As Kirk’s right-hand man, Tom got a crash course in managing IBM. “He had a large desk and I simply had a chair pulled up to the edge of what he did,” Tom recalled. Kirk familiarized him with the company’s operations, introduced him to the key executives, and briefed him on research projects, including those related to computers. Tom learned fast and his father moved him up the ladder, giving him a vice-presidency and a seat on the board in 1947. Even so, Tom was very much a junior executive, and it would be a long time before he qualified for the top post. Meanwhile, Watson retired into the background and increasingly shifted his authority to Kirk, Phillips, and Tom.

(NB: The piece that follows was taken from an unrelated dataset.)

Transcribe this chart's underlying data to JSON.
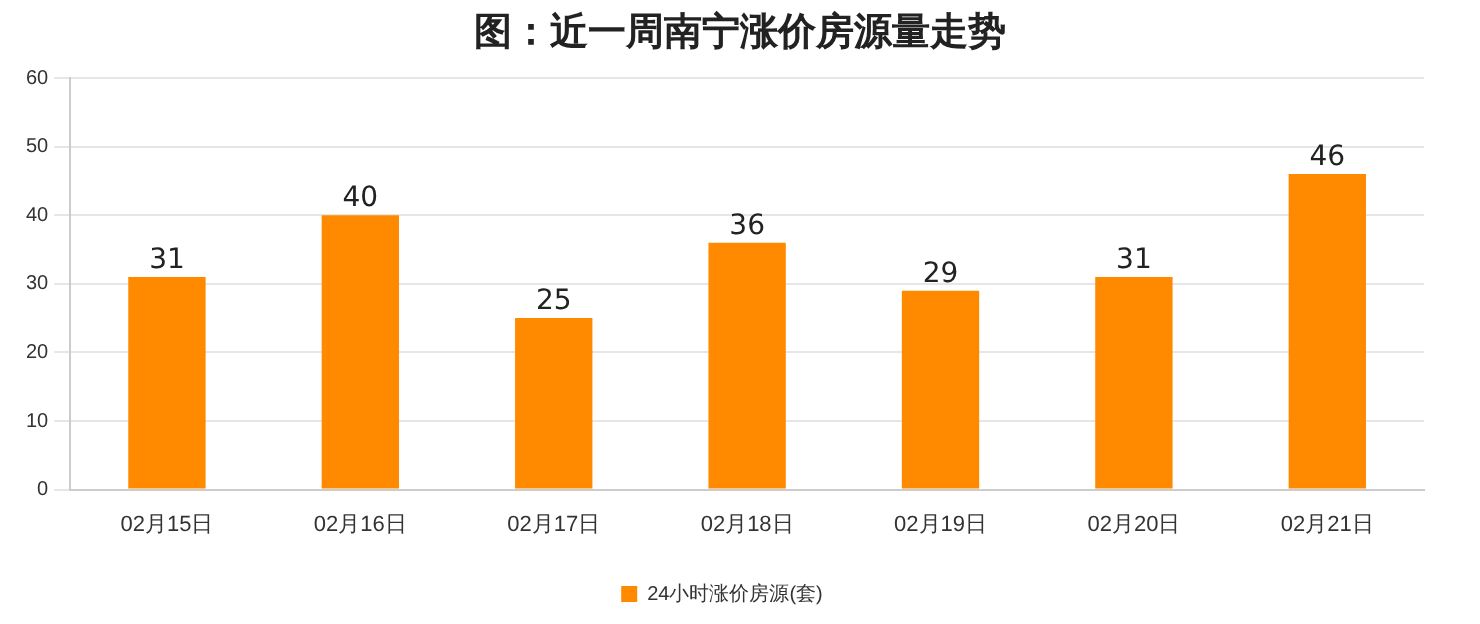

But then, in the summer of 1947, Kirk died of a heart attack, upsetting the timetable for the transition. Watson called Phillips into his office and asked him to assume most of Kirk’s duties, an assignment that Phillips, a retiring man content with his position, did not relish. Two years later, Watson assumed the chairmanship, a post that he had abolished after Fairchild’s death in 1921, and elevated Phillips to the presidency. Phillips’s appointment was universally understood to be an interim one, a stopgap measure until young Tom was ready to take control. Finally, Tom was promoted to the executive vice-presidency. He was the third highest executive in the firm, only a step away from the throne.